The city recorded an overall AQI of 414 on Saturday. It had soared to 454 by 10 pm. On Sunday, the 24-hour average AQI stood at 435 at 4 pm, which was the worst on the day after Diwali in the last four years.
Delhi recorded a 24-hour average AQI of 337 on Diwali last year (October 27), and 368 and 400 on the next two days. Thereafter, pollution levels remained in the "severe" category for three days on the trot.
In 2018, the 24-hour average AQI (281) on Diwali was recorded in the "poor" category. It deteriorated to 390 the next day and remained in the "severe" category on three consecutive days thereafter.
In 2017, Delhi's 24-hour average AQI on Diwali (October 19) stood at 319. It, however, slipped into the "severe" zone the next day and stood at 403.
According to India Meteorological Department, Delhi-NCR witnessed light rain on Sunday and higher wind speed under the influence of a fresh Western Disturbance which aided in dispersion of pollutants.
The maximum wind speed was around 25 kilometers per hour on Sunday. It will be around 12 to 15 kmph on Monday -- which will be favorable for dispersion of pollutants, Kuldeep Srivastava, the head of the IMD's regional forecasting centre, said.

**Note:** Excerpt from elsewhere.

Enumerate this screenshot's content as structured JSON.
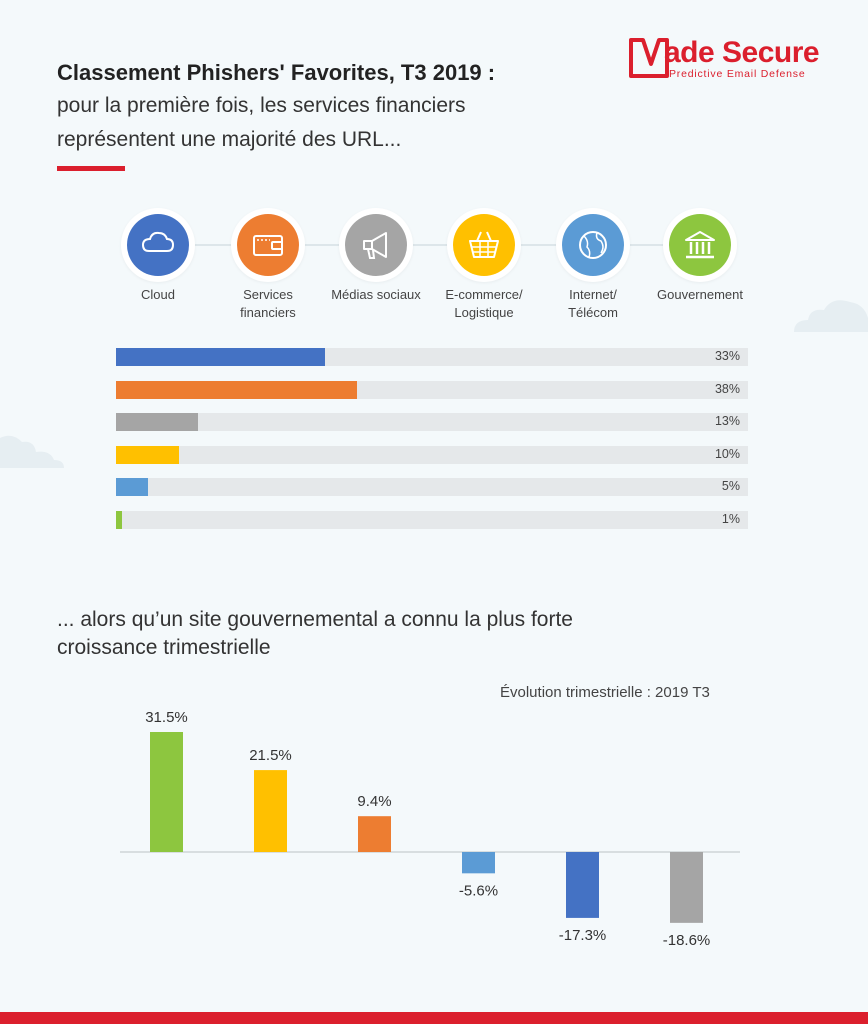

The Ministry of Earth Sciences'' air quality monitor, SAFAR, said the magnitude of PM2.5 suggests significant local additional emissions (probably firecracker related) on Saturday night combined with farm fire-related pollutant concentrations led to "such a scenario where hourly average concentrations touched more than 1000ug/m3 at midnight yesterday".
However, the boundary layer wind direction has changed to easterly which is not favourable for stubble fire-related intrusion.
Stubble fires have reduced to around 350 on Sunday compared to around 2,586 a day before. The share of farm fires in Delhi's PM2.5 was around 4 per cent on Sunday.
The Air Quality Early Warning System for Delhi also said the situation is likely to "improve significantly" on Monday.